Finding unique patterns in transcriptome and epigenome of cancer cells

Abstract

Background: Studying Chromatin Architecture is paramount to an understanding of cells or nuclei in disease and normal state. With recent advances in genomic technologies and computational power, new domains like Topologically associated domains (TAD) have been discovered. Studying TAD in the context of cancer cells gives insights into how chromatin folding relates to the survival of the patient. Exploiting chromatin interactions from the lens of enhancer-gene interactions is of cardinal value since identifying specific chromatin interactions (enhancer-gene pairs) in disease state cells which are etiology pairs for the disease, and using genomic editing technologies to knockdown these pairs, could be a potential precise and accurate model to beat disease cells, especially cancer cells. Our study is divided into two parts; in the first part, we build a method to understand TAD biology and its implication in estimating patient survival. In the second part of our study, we modified a previously proposed method scEChiA to detect enhancer-gene pairs interactions in cancer-specific cells using RNA-seq profiles. We further validates the predicted interactions with 4D genome2 and Activity by Contact (ABC) databases Results: We identified TAD chr1_171750000_172350000 in Cervical squamous cell carcinoma and endocervical adenocarcinoma (CESC) cancer type, which according to our curated algorithms and pipelines is found to be the most survival TAD with high survival score. We explored this TAD biology of how genes in this TAD interplay with each other creating a network that ultimately defines this TAD property.
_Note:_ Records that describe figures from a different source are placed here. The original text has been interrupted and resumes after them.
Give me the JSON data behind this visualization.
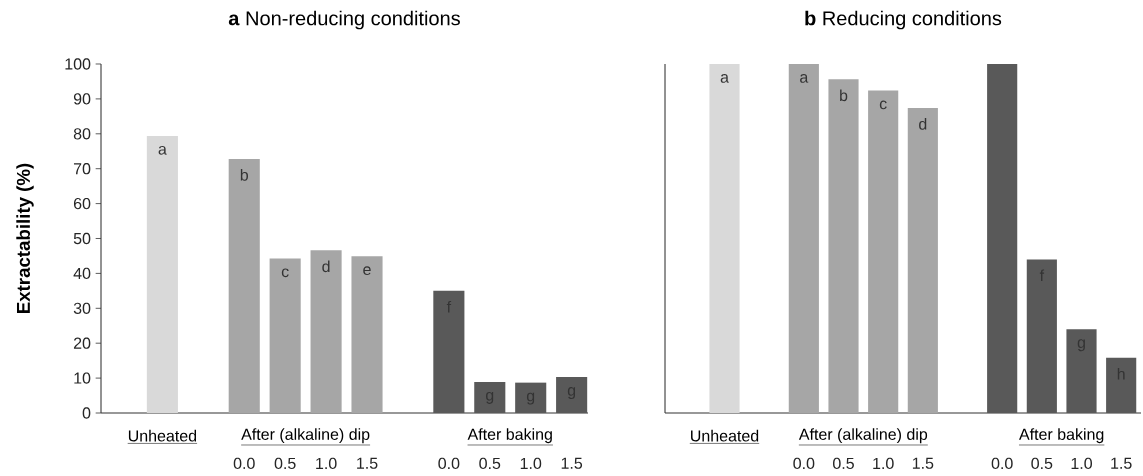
{
  "chart_data": [
    {
      "type": "bar",
      "title": "**a** Non-reducing conditions",
      "ylabel": "Extractability (%)",
      "categories": [
        null,
        null,
        null,
        "0.0",
        "0.5",
        "1.0",
        "1.5",
        null,
        "0.0",
        "0.5",
        "1.0",
        "1.5"
      ],
      "values": [
        null,
        79.4,
        null,
        72.8,
        44.3,
        46.6,
        44.9,
        null,
        35.0,
        8.9,
        8.7,
        10.3
      ],
      "colors": [
        null,
        "#d9d9d9",
        null,
        "#a6a6a6",
        "#a6a6a6",
        "#a6a6a6",
        "#a6a6a6",
        null,
        "#595959",
        "#595959",
        "#595959",
        "#595959"
      ],
      "value_labels": [
        null,
        "a",
        null,
        "b",
        "c",
        "d",
        "e",
        null,
        "f",
        "g",
        "g",
        "g"
      ],
      "ylim": [
        0,
        100
      ],
      "yticks": [
        0,
        10,
        20,
        30,
        40,
        50,
        60,
        70,
        80,
        90,
        100
      ],
      "annotations": [
        "Unheated",
        "After (alkaline) dip",
        "After baking"
      ]
    },
    {
      "type": "bar",
      "title": "**b** Reducing conditions",
      "categories": [
        null,
        null,
        null,
        "0.0",
        "0.5",
        "1.0",
        "1.5",
        null,
        "0.0",
        "0.5",
        "1.0",
        "1.5"
      ],
      "values": [
        null,
        100,
        null,
        100,
        95.6,
        92.4,
        87.4,
        null,
        100,
        44.0,
        24.0,
        15.8
      ],
      "colors": [
        null,
        "#d9d9d9",
        null,
        "#a6a6a6",
        "#a6a6a6",
        "#a6a6a6",
        "#a6a6a6",
        null,
        "#595959",
        "#595959",
        "#595959",
        "#595959"
      ],
      "value_labels": [
        null,
        "a",
        null,
        "a",
        "b",
        "c",
        "d",
        null,
        null,
        "f",
        "g",
        "h"
      ],
      "ylim": [
        0,
        100
      ],
      "tick_labels": "x",
      "annotations": [
        "Unheated",
        "After (alkaline) dip",
        "After baking"
      ]
    }
  ]
}
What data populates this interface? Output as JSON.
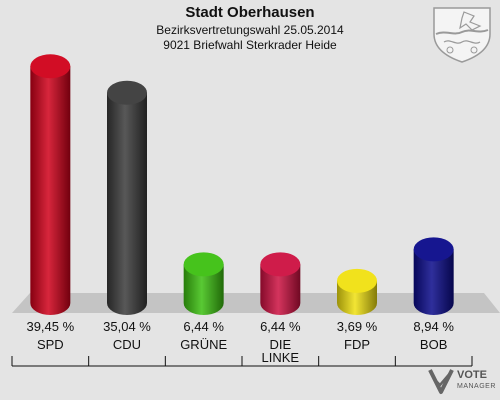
{
  "header": {
    "title": "Stadt Oberhausen",
    "subtitle1": "Bezirksvertretungswahl 25.05.2014",
    "subtitle2": "9021 Briefwahl Sterkrader Heide"
  },
  "logo": {
    "text": "VOTE",
    "subtext": "MANAGER",
    "icon": "vote-manager-logo"
  },
  "crest": {
    "icon": "nrw-crest-icon"
  },
  "chart_data": {
    "type": "bar",
    "categories": [
      "SPD",
      "CDU",
      "GRÜNE",
      "DIE LINKE",
      "FDP",
      "BOB"
    ],
    "category_lines": [
      [
        "SPD"
      ],
      [
        "CDU"
      ],
      [
        "GRÜNE"
      ],
      [
        "DIE",
        "LINKE"
      ],
      [
        "FDP"
      ],
      [
        "BOB"
      ]
    ],
    "values": [
      39.45,
      35.04,
      6.44,
      6.44,
      3.69,
      8.94
    ],
    "value_labels": [
      "39,45 %",
      "35,04 %",
      "6,44 %",
      "6,44 %",
      "3,69 %",
      "8,94 %"
    ],
    "colors": [
      "#d0001a",
      "#3a3a3a",
      "#3cc010",
      "#cc1040",
      "#f0e010",
      "#0a0a8a"
    ],
    "ylim": [
      0,
      40
    ],
    "title": "",
    "xlabel": "",
    "ylabel": "",
    "legend": "none",
    "grid": false
  }
}
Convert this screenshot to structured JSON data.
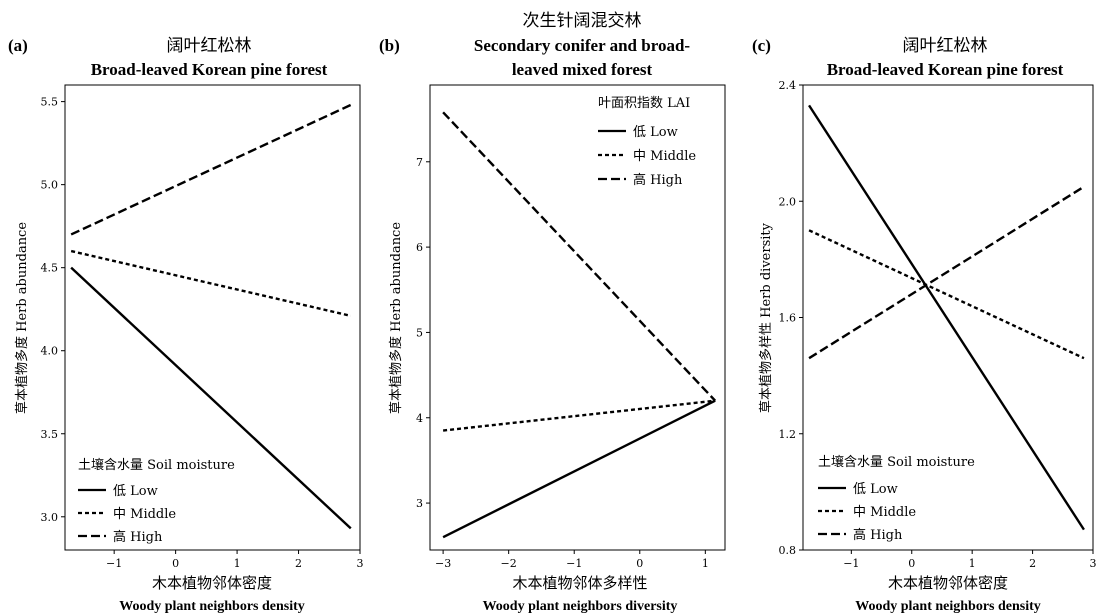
{
  "chart_data": [
    {
      "type": "line",
      "panel_label": "(a)",
      "title_cn": "阔叶红松林",
      "title_en": "Broad-leaved Korean pine forest",
      "xlabel_cn": "木本植物邻体密度",
      "xlabel_en": "Woody plant neighbors density",
      "ylabel": "草本植物多度  Herb abundance",
      "xlim": [
        -1.8,
        3.0
      ],
      "ylim": [
        2.8,
        5.6
      ],
      "xticks": [
        -1,
        0,
        1,
        2,
        3
      ],
      "yticks": [
        3.0,
        3.5,
        4.0,
        4.5,
        5.0,
        5.5
      ],
      "ytick_labels": [
        "3.0",
        "3.5",
        "4.0",
        "4.5",
        "5.0",
        "5.5"
      ],
      "legend": {
        "title": "土壤含水量 Soil moisture",
        "position": "bottom-left"
      },
      "series": [
        {
          "name": "低 Low",
          "style": "solid",
          "x": [
            -1.7,
            2.85
          ],
          "y": [
            4.5,
            2.93
          ]
        },
        {
          "name": "中 Middle",
          "style": "dotted",
          "x": [
            -1.7,
            2.85
          ],
          "y": [
            4.6,
            4.21
          ]
        },
        {
          "name": "高 High",
          "style": "dashed",
          "x": [
            -1.7,
            2.85
          ],
          "y": [
            4.7,
            5.48
          ]
        }
      ]
    },
    {
      "type": "line",
      "panel_label": "(b)",
      "title_cn": "次生针阔混交林",
      "title_en_line1": "Secondary conifer and broad-",
      "title_en_line2": "leaved mixed forest",
      "xlabel_cn": "木本植物邻体多样性",
      "xlabel_en": "Woody plant neighbors diversity",
      "ylabel": "草本植物多度  Herb abundance",
      "xlim": [
        -3.2,
        1.3
      ],
      "ylim": [
        2.45,
        7.9
      ],
      "xticks": [
        -3,
        -2,
        -1,
        0,
        1
      ],
      "yticks": [
        3,
        4,
        5,
        6,
        7
      ],
      "ytick_labels": [
        "3",
        "4",
        "5",
        "6",
        "7"
      ],
      "legend": {
        "title": "叶面积指数  LAI",
        "position": "top-right"
      },
      "series": [
        {
          "name": "低 Low",
          "style": "solid",
          "x": [
            -3.0,
            1.15
          ],
          "y": [
            2.6,
            4.2
          ]
        },
        {
          "name": "中 Middle",
          "style": "dotted",
          "x": [
            -3.0,
            1.15
          ],
          "y": [
            3.85,
            4.2
          ]
        },
        {
          "name": "高 High",
          "style": "dashed",
          "x": [
            -3.0,
            1.15
          ],
          "y": [
            7.58,
            4.2
          ]
        }
      ]
    },
    {
      "type": "line",
      "panel_label": "(c)",
      "title_cn": "阔叶红松林",
      "title_en": "Broad-leaved Korean pine forest",
      "xlabel_cn": "木本植物邻体密度",
      "xlabel_en": "Woody plant neighbors density",
      "ylabel": "草本植物多样性  Herb diversity",
      "xlim": [
        -1.8,
        3.0
      ],
      "ylim": [
        0.8,
        2.4
      ],
      "xticks": [
        -1,
        0,
        1,
        2,
        3
      ],
      "yticks": [
        0.8,
        1.2,
        1.6,
        2.0,
        2.4
      ],
      "ytick_labels": [
        "0.8",
        "1.2",
        "1.6",
        "2.0",
        "2.4"
      ],
      "legend": {
        "title": "土壤含水量 Soil moisture",
        "position": "bottom-left"
      },
      "series": [
        {
          "name": "低 Low",
          "style": "solid",
          "x": [
            -1.7,
            2.85
          ],
          "y": [
            2.33,
            0.87
          ]
        },
        {
          "name": "中 Middle",
          "style": "dotted",
          "x": [
            -1.7,
            2.85
          ],
          "y": [
            1.9,
            1.46
          ]
        },
        {
          "name": "高 High",
          "style": "dashed",
          "x": [
            -1.7,
            2.85
          ],
          "y": [
            1.46,
            2.05
          ]
        }
      ]
    }
  ]
}
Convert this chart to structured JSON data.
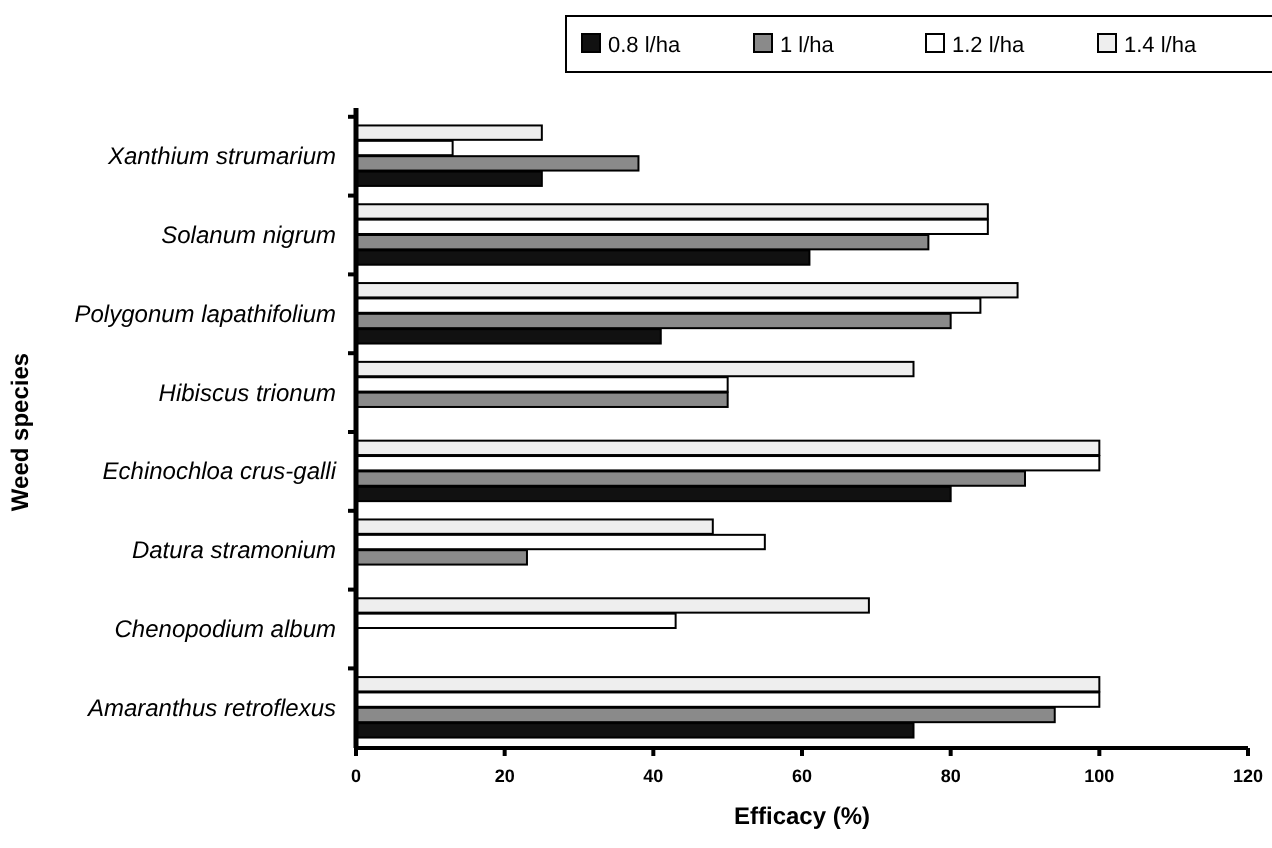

From the scEChiA R package, we identified several enhancer- 8 enhancer, enhancer-gene, and gene-gene interaction pairs in chromosome 11 of Diffuse large B cell lymphoma (DLBCL) cancer type, which was benchmarked with 4D genome and Activity by contact chromatin interaction databases. Conclusion: Identification of specific TAD, which is most surviving in cancer cell lines, and understanding its underlying biology gives a new definition of TAD property and function. Chromatin interaction results from scEChiA along pipelined developed algorithms give enhancer-gene, enhancer-enhancer, and gene-gene interactions, which could be a database for potential target whose knockdown could be a potential cure to cancer cells.